Opposition lawmakers faulted the government for Armenia’s increased public debt on Wednesday as the National Assembly lifted a legal limit on further government borrowing.
An Armenian law has stipulated until now that the total amount of debt incurred by the government cannot exceed a sum equivalent to 60 percent of Gross Domestic Product.
Government-drafted amendments will scrap this borrowing cap. At the same time, they will require the government to come up with a plan to ease the debt burden.
The parliament passed the amendments in the first reading by 61 votes to 37. Voting against them were deputies from the opposition Yelk alliance and businessman Gagik Tsarukian’s bloc, the second largest parliamentary force.
“The sole aim of this bill is to attract more foreign loans. This is unacceptable,” Naira Zohrabian, a senior lawmaker from the Tsarukian bloc, said just before the vote.
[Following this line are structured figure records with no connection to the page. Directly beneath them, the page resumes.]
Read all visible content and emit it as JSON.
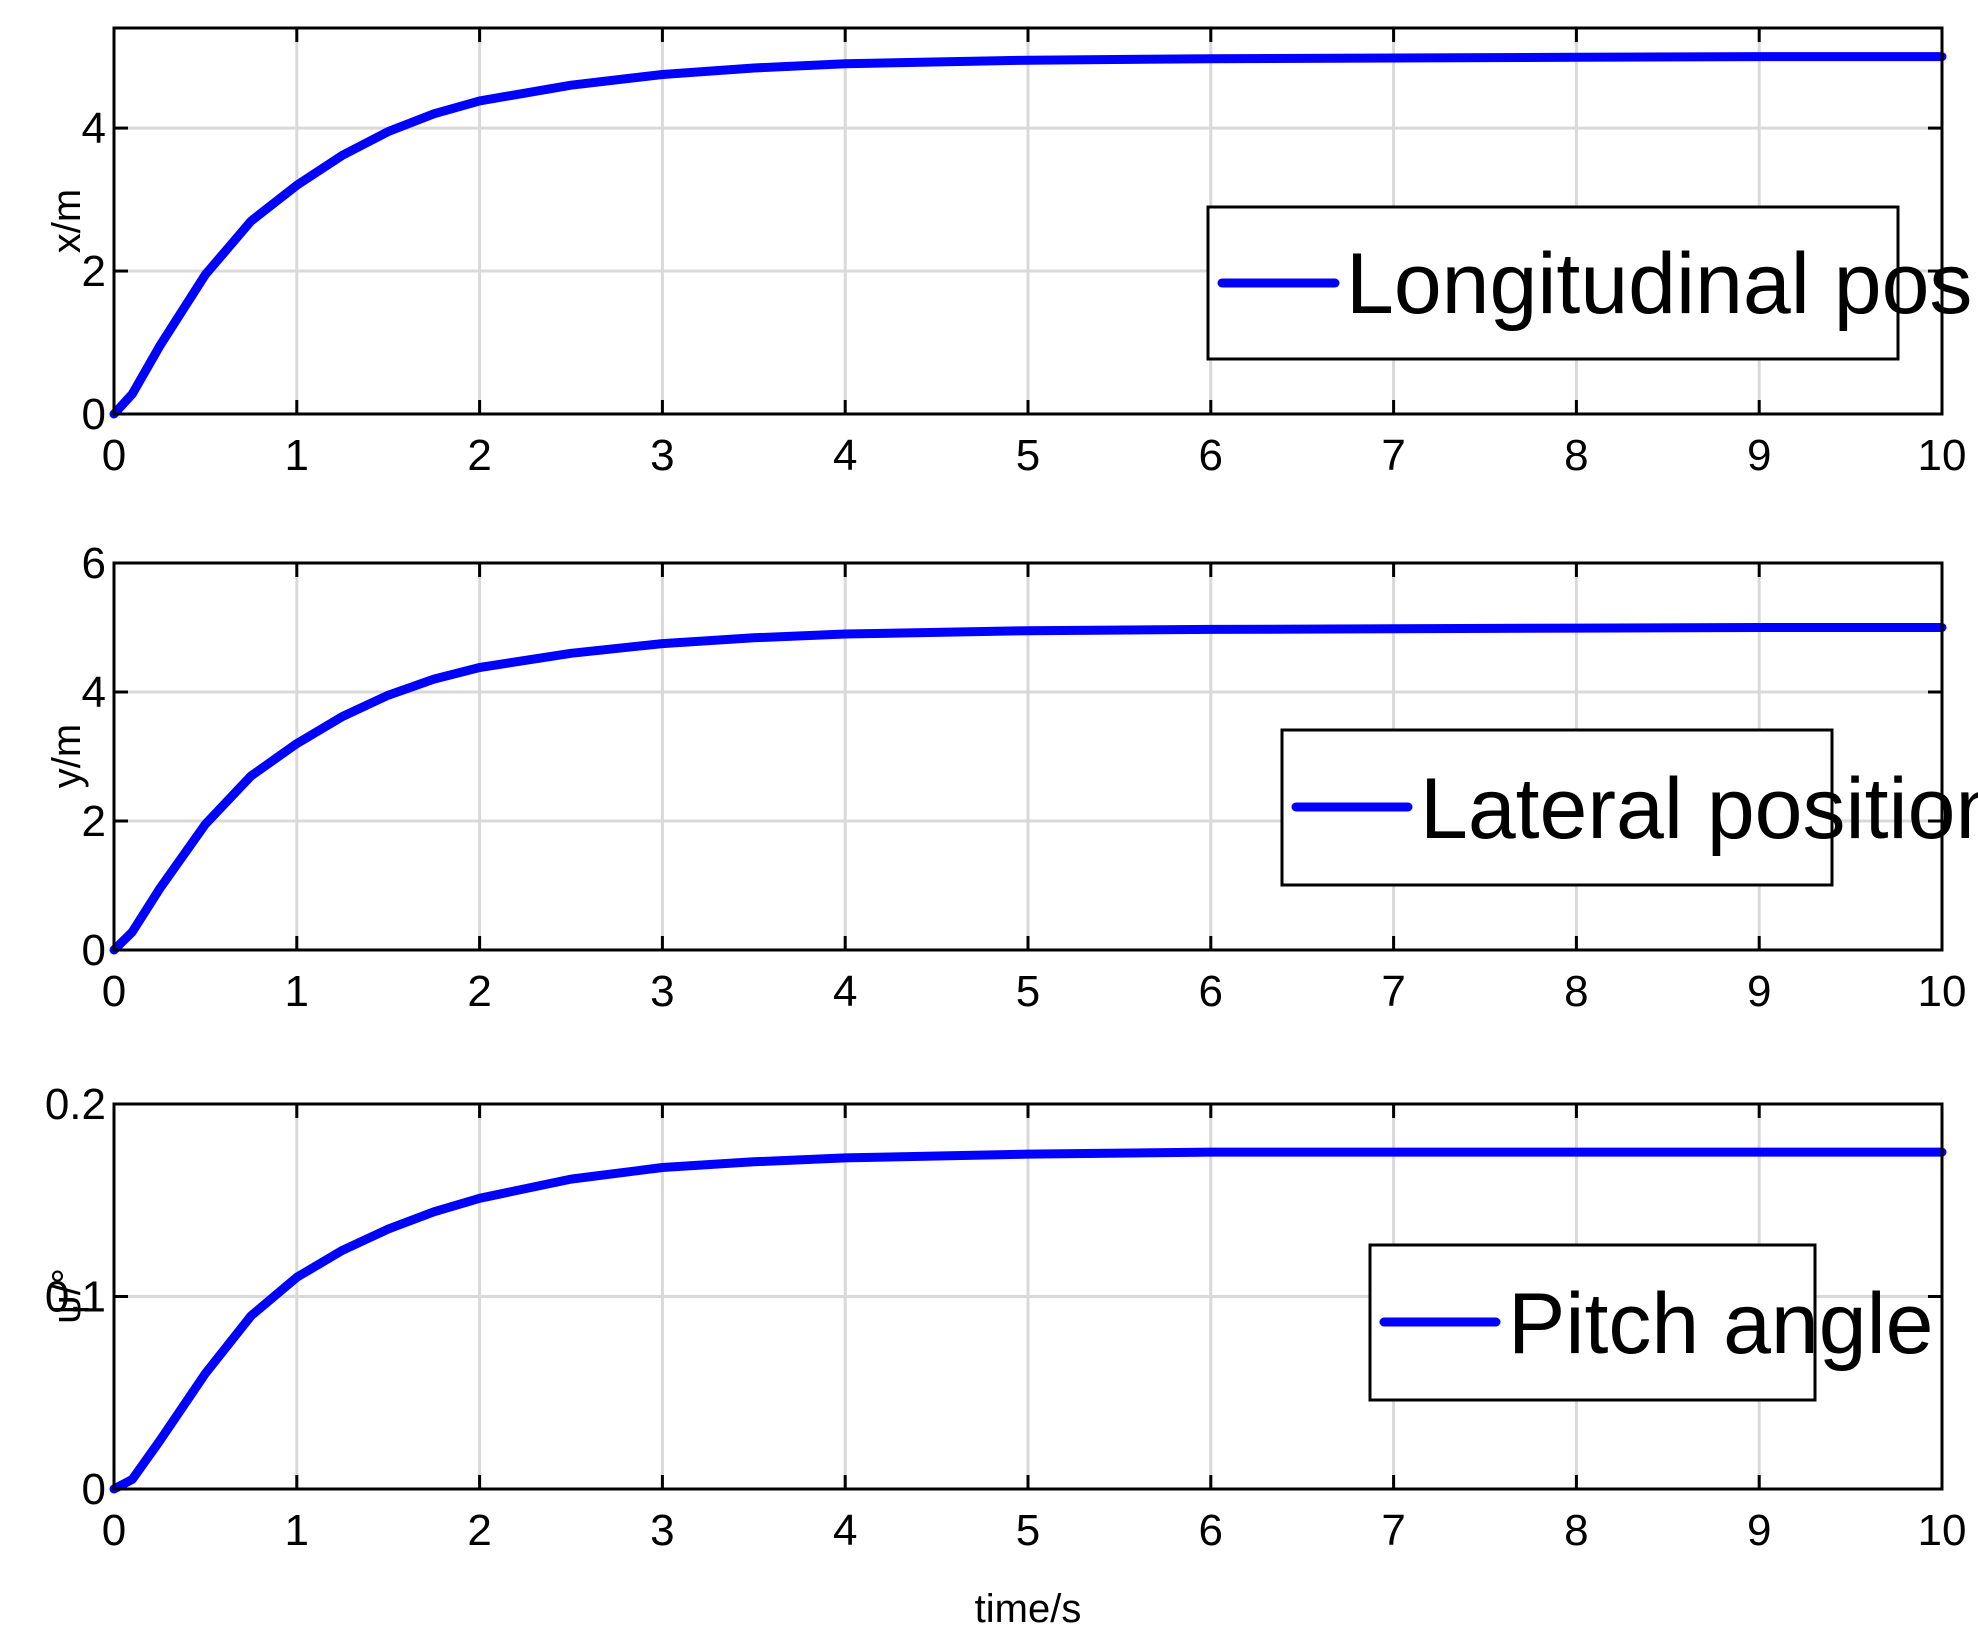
{
  "colors": {
    "series": "#0000ff",
    "grid": "#d9d9d9",
    "axis": "#000000",
    "background": "#ffffff"
  },
  "chart_data": [
    {
      "type": "line",
      "xlabel": "",
      "ylabel": "x/m",
      "xlim": [
        0,
        10
      ],
      "ylim": [
        0,
        5.4
      ],
      "xticks": [
        "0",
        "1",
        "2",
        "3",
        "4",
        "5",
        "6",
        "7",
        "8",
        "9",
        "10"
      ],
      "yticks": [
        {
          "value": 0,
          "label": "0"
        },
        {
          "value": 2,
          "label": "2"
        },
        {
          "value": 4,
          "label": "4"
        }
      ],
      "grid": true,
      "legend_position": "right",
      "series": [
        {
          "name": "Longitudinal position",
          "color": "#0000ff",
          "x": [
            0,
            0.1,
            0.25,
            0.5,
            0.75,
            1,
            1.25,
            1.5,
            1.75,
            2,
            2.5,
            3,
            3.5,
            4,
            5,
            6,
            7,
            8,
            9,
            10
          ],
          "y": [
            0,
            0.28,
            0.95,
            1.95,
            2.7,
            3.2,
            3.62,
            3.95,
            4.2,
            4.38,
            4.6,
            4.75,
            4.84,
            4.9,
            4.95,
            4.97,
            4.98,
            4.99,
            5.0,
            5.0
          ]
        }
      ]
    },
    {
      "type": "line",
      "xlabel": "",
      "ylabel": "y/m",
      "xlim": [
        0,
        10
      ],
      "ylim": [
        0,
        6
      ],
      "xticks": [
        "0",
        "1",
        "2",
        "3",
        "4",
        "5",
        "6",
        "7",
        "8",
        "9",
        "10"
      ],
      "yticks": [
        {
          "value": 0,
          "label": "0"
        },
        {
          "value": 2,
          "label": "2"
        },
        {
          "value": 4,
          "label": "4"
        },
        {
          "value": 6,
          "label": "6"
        }
      ],
      "grid": true,
      "legend_position": "right",
      "series": [
        {
          "name": "Lateral position",
          "color": "#0000ff",
          "x": [
            0,
            0.1,
            0.25,
            0.5,
            0.75,
            1,
            1.25,
            1.5,
            1.75,
            2,
            2.5,
            3,
            3.5,
            4,
            5,
            6,
            7,
            8,
            9,
            10
          ],
          "y": [
            0,
            0.28,
            0.95,
            1.95,
            2.7,
            3.2,
            3.62,
            3.95,
            4.2,
            4.38,
            4.6,
            4.75,
            4.84,
            4.9,
            4.95,
            4.97,
            4.98,
            4.99,
            5.0,
            5.0
          ]
        }
      ]
    },
    {
      "type": "line",
      "xlabel": "time/s",
      "ylabel": "ψ/°",
      "xlim": [
        0,
        10
      ],
      "ylim": [
        0,
        0.2
      ],
      "xticks": [
        "0",
        "1",
        "2",
        "3",
        "4",
        "5",
        "6",
        "7",
        "8",
        "9",
        "10"
      ],
      "yticks": [
        {
          "value": 0,
          "label": "0"
        },
        {
          "value": 0.1,
          "label": "0.1"
        },
        {
          "value": 0.2,
          "label": "0.2"
        }
      ],
      "grid": true,
      "legend_position": "right",
      "series": [
        {
          "name": "Pitch angle",
          "color": "#0000ff",
          "x": [
            0,
            0.1,
            0.25,
            0.5,
            0.75,
            1,
            1.25,
            1.5,
            1.75,
            2,
            2.5,
            3,
            3.5,
            4,
            5,
            6,
            7,
            8,
            9,
            10
          ],
          "y": [
            0,
            0.005,
            0.025,
            0.06,
            0.09,
            0.11,
            0.124,
            0.135,
            0.144,
            0.151,
            0.161,
            0.167,
            0.17,
            0.172,
            0.174,
            0.175,
            0.175,
            0.175,
            0.175,
            0.175
          ]
        }
      ]
    }
  ]
}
Zohrabian said Finance Minister Vartan Aramian failed to present convincing arguments when the parliament debated the bill on Tuesday.
Aramian claimed during the debate that the bill is not primarily aimed at allowing the government to obtain more multimillion-dollar loans. He insisted that the government is committed to cutting the GDP-to-debt ratio from 55.4 percent to 54.4 percent by the end of next year.
Aramian also dismissed claims by another Tsarukian Bloc deputy, Mikael Melkumian, that the government has wasted or misused many loans extended by the International Monetary Fund, the World Bank and other multilateral lenders. “Armenia is considered by them a best performer country,” said the minister.
Armenia’s public debt, which also includes foreign loans extended to its Central Bank, currently stands at $6.4 billion. It was below $2 billion before the 2008-2009 global financial crisis that plunged the county into a severe recession.
Later in the day, the parliament allowed the government to take a $40 million loan from the Asian Development Bank. The money is to be used for financing the state budget deficit.